В «Как писать книги» Стивен Кинг предпочитает говорить об историях, а не о сюжете: «Истории – это находки, вроде окаменелостей в земле». Стоит ему отрыть такой самородок – ситуацию, характер, вроде характера Энни Уилкс в «Мизери», которая явилась ему во сне, – как за этим следует история. Он не доверяет тому, что называет «развитием сюжета», в этом он видит нечто подобное печально известному «Колесу сюжетов», которое изобрел популярный в 1920-х халтурщик-романист Эдгар Уоллес: если вы застревали с сюжетом, достаточно было крутануть картонный диск и посмотреть, что выскочило в окошке – «удачное появление» или «героиня признается в любви» [269].

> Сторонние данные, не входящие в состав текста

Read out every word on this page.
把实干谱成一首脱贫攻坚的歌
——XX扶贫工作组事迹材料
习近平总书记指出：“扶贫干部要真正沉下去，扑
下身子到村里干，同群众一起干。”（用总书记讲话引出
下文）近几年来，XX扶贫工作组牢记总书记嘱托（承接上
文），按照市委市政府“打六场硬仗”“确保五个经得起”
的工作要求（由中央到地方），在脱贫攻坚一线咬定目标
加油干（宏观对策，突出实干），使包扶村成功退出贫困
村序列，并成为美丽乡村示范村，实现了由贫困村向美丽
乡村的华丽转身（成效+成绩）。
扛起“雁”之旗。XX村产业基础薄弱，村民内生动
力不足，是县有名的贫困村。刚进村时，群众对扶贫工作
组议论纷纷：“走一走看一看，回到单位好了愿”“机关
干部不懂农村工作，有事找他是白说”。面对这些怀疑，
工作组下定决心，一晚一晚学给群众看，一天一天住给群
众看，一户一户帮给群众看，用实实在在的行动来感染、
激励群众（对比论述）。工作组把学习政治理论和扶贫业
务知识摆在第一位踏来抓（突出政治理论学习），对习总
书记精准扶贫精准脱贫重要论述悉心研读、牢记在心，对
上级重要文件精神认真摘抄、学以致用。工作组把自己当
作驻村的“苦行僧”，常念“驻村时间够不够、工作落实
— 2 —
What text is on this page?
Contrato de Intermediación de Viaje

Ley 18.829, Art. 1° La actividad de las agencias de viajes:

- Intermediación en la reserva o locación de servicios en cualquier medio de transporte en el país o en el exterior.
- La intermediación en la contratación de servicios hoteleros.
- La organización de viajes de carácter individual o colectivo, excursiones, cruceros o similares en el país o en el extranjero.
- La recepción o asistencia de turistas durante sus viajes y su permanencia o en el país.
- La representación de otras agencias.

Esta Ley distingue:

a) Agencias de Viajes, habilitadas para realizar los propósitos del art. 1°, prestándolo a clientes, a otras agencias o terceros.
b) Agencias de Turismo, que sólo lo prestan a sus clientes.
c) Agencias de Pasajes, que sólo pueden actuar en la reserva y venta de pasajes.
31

Кинг предпочитает опираться на интуицию, а это говорит о том, что история – это, возможно, что-то неподвластное нашему контролю. Об этом пишет Джон Йорк [270] в своей «библии рассказчика» «Чем дальше в лес». Как считает Йорк, «повествование имеет форму, а не просто состоит из отдельных сюжетов, и она доминирует в том, как рассказываются все истории, и восходит не только к временам Возрождения, но и к самому началу письменности». Эта единая структура управляет всем – от прозы, кажущейся «бессюжетной», и авангардных артхаузных фильмов до бестселлеров, которые продаются в аэропортах. Каждая история начинается с «однажды»: где-то с кем-то нечто происходит. Это нечто известно как завязка, провоцирующая событие. В каждой истории имеется эта завязка, ведущая к противостоянию, кризису и разрешению.